October 24th, 2008

Today is the anniversary of Black Thursday, October 24, 1929.


Looks like they've staged a reenactment in the stock-index futures market.

Bloomberg, 45 minutes ago:
Trading in S&P 500 futures expiring in December on the Chicago Mercantile Exchange has been limited to stop the contracts from falling below 855.20, the exchange said.

Trading below that level will resume when U.S. exchanges open for regular trading at 9:30 a.m. New York time, said Jeremy Hughes, a London-based spokesman for the CME.
6:57AM Edit: The Dow futures just hit its limit down:
Trading in futures on the Standard & Poor's 500 Index and the Dow Jones Industrial Average has been limited after declines in the contracts of more than 6 percent triggered a so-called limit down restriction.

Dow Average futures won't trade below the 8,224 level.

8:35AM Edit: The NASDAQ didn't want to be left out. From http://www.bizjournals.com/washington/stories/2008/10/20/daily86.html:
Market officials said the 6 percent limit down trading curb would not allow the contracts to decline further until the Wall Street opening at 9:30 a.m. Nasdaq 100 futures reached their limit down of 84.75 points, or 6.8 percent, to 1168.50 at 6:55 a.m.
Who knows, maybe after everyone's had a chance to reflect, we'll have a bounce at market open. That's the way it's supposed to work, right?
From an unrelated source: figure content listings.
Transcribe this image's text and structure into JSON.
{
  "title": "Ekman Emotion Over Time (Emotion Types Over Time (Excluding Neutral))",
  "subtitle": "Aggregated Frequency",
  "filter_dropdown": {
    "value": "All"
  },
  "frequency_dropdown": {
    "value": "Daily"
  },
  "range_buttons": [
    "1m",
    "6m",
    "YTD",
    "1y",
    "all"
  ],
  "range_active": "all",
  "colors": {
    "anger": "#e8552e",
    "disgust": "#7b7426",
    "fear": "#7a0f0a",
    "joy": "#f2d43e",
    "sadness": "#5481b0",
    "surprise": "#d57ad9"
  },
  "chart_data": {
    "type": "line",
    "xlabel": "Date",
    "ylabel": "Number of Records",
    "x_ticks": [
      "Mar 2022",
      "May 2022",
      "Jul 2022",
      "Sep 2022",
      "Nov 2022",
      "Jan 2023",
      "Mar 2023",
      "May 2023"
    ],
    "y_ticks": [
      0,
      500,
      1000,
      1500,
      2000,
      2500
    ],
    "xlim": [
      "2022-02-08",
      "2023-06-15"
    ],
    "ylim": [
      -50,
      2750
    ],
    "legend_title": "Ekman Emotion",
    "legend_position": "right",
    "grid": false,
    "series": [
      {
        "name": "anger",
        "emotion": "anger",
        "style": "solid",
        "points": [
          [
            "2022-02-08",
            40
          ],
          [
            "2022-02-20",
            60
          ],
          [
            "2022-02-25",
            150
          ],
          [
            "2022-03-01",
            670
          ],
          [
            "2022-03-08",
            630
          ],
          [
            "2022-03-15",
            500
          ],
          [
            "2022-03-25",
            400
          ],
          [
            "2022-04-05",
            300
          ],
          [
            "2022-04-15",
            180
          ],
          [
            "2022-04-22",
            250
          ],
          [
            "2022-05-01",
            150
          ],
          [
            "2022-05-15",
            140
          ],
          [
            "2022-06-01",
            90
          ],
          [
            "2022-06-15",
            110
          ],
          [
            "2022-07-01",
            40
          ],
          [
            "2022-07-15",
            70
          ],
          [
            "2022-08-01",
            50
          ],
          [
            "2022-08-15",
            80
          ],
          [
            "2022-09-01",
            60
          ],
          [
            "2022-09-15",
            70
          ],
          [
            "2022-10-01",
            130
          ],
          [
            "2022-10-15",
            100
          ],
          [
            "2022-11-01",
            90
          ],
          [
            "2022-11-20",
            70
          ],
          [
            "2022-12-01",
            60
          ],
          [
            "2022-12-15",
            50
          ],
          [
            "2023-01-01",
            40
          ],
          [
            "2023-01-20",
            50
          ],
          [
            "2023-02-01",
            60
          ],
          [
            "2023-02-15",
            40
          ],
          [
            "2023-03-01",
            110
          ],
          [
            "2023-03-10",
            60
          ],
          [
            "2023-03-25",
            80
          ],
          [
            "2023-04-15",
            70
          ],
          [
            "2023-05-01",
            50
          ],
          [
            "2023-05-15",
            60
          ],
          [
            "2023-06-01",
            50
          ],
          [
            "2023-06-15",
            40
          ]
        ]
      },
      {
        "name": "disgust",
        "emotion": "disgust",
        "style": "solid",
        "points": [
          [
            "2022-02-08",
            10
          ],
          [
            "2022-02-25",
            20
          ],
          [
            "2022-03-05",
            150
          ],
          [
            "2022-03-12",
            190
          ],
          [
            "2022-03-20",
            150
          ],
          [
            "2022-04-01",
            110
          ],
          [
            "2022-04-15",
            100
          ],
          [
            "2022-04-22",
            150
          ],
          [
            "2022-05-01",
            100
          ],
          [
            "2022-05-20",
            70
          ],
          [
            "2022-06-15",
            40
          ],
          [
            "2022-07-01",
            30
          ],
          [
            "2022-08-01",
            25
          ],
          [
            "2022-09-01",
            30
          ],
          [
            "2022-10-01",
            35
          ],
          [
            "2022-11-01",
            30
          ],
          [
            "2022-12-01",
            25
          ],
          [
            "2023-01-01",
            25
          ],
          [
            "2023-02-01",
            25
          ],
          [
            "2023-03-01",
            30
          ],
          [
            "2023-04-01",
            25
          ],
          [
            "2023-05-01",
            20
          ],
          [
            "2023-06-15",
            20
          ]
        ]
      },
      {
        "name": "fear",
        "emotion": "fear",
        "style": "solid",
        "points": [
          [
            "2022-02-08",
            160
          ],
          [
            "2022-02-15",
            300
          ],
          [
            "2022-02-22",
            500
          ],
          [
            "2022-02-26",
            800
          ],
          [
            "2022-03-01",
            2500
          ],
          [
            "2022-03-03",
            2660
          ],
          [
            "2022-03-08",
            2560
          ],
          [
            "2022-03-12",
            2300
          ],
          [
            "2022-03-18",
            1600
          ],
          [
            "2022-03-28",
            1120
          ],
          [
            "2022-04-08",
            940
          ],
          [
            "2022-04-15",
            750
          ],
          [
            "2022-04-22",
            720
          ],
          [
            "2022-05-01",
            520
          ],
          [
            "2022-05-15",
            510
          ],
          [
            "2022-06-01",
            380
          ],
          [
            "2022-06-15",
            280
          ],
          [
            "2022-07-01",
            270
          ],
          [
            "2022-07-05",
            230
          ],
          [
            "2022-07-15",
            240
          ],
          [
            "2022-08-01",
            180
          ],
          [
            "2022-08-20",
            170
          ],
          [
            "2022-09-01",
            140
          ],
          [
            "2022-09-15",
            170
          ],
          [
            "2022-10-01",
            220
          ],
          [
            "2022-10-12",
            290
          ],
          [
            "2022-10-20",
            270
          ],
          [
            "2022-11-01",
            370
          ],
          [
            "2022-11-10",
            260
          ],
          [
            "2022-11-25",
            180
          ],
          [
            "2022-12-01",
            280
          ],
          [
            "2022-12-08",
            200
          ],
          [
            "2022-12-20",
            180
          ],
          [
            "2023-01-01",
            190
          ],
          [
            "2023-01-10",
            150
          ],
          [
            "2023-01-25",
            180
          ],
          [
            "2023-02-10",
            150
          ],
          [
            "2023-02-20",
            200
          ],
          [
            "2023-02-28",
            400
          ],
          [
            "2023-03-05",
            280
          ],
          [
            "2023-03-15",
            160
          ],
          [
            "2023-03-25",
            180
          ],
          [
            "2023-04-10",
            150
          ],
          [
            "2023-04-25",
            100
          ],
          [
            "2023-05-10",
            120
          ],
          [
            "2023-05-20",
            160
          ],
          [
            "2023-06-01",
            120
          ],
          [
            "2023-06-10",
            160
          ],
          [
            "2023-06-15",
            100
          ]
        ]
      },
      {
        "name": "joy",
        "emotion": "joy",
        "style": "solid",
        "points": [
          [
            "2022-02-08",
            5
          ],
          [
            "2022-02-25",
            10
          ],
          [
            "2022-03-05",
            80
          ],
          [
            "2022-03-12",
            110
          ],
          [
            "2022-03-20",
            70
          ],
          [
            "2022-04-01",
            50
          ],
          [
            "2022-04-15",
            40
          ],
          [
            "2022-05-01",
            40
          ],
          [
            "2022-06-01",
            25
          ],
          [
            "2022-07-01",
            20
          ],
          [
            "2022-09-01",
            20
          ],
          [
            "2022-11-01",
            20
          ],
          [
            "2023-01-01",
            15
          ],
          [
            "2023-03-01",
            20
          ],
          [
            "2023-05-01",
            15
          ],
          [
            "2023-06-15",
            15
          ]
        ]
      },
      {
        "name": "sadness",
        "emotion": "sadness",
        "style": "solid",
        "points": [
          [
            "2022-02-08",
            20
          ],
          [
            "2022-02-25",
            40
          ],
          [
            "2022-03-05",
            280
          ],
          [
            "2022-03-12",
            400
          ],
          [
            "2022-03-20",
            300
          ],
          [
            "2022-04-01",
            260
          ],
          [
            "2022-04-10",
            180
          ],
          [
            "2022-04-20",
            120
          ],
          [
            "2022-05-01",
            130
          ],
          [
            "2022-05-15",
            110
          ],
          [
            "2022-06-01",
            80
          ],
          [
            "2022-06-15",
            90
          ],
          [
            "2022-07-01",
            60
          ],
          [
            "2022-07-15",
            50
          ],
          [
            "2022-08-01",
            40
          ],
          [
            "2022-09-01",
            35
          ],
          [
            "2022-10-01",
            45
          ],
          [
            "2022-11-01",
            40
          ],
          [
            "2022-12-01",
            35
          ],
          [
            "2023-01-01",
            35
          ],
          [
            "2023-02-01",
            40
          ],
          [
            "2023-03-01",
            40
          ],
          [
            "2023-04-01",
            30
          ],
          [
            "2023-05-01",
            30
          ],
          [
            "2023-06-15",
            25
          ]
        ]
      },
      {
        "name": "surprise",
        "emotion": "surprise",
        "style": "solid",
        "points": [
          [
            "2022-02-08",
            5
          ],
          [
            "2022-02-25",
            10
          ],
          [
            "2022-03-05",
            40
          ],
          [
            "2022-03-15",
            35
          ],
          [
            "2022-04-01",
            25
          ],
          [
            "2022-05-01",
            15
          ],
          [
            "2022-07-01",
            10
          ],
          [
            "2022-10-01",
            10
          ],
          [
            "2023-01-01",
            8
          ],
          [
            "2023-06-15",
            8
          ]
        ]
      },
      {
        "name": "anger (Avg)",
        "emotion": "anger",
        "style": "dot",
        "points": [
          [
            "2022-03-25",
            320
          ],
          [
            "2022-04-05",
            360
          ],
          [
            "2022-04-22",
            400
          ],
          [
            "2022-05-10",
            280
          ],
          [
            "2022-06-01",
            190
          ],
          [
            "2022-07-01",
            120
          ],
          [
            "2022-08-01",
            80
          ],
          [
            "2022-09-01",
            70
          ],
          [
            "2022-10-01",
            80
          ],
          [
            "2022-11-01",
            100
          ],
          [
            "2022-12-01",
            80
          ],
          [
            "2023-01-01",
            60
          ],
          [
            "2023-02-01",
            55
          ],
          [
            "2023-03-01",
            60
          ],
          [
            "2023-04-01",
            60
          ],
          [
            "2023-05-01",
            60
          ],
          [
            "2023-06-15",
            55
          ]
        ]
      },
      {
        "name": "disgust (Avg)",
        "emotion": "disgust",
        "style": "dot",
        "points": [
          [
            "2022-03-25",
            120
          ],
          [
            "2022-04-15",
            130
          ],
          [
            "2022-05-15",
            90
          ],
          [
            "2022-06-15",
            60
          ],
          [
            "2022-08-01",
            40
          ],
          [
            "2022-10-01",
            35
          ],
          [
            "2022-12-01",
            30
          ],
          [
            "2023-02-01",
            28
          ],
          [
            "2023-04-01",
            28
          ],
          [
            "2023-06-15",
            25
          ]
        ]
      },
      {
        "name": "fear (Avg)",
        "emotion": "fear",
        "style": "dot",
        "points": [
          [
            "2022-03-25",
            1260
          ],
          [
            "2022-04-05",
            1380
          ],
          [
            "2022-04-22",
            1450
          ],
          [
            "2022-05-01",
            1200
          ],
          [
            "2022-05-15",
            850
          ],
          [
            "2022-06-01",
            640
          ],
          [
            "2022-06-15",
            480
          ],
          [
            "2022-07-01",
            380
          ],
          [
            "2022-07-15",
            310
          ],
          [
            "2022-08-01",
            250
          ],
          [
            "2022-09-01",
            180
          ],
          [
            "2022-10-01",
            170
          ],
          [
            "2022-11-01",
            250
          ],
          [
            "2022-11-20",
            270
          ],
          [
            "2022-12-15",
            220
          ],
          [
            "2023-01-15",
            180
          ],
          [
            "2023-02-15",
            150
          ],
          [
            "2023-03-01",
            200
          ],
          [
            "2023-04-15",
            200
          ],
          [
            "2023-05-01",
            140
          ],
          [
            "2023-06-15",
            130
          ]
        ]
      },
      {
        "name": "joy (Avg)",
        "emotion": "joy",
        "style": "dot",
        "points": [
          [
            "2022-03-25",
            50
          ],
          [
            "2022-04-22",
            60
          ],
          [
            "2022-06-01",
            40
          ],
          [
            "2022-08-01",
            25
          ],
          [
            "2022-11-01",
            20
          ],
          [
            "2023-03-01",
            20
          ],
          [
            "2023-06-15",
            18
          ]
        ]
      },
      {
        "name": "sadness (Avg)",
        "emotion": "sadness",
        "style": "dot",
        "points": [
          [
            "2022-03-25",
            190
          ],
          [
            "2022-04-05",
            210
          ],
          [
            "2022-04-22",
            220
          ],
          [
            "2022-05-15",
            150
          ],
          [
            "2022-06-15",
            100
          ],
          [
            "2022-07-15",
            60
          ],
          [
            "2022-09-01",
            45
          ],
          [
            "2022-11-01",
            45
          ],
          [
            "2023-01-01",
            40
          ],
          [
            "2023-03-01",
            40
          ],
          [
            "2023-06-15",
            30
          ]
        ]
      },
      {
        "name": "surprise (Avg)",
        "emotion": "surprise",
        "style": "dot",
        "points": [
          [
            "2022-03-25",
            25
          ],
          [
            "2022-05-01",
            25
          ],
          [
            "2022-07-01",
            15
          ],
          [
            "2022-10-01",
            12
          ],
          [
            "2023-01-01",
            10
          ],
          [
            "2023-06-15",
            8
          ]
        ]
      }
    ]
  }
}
And in the real economy...

...a candidate for statistic of the day:
Volvo said it received 115 order bookings for heavy trucks in Europe in the third quarter, down from 41,970 trucks a year earlier. Customers in Europe are taking a ``wait and see'' attitude amid turmoil in global financial markets, Volvo said.

Volvo plummeted 9 kronor, or 21 percent, to 34.20 kronor, and was down 19 percent as of 11:03 a.m.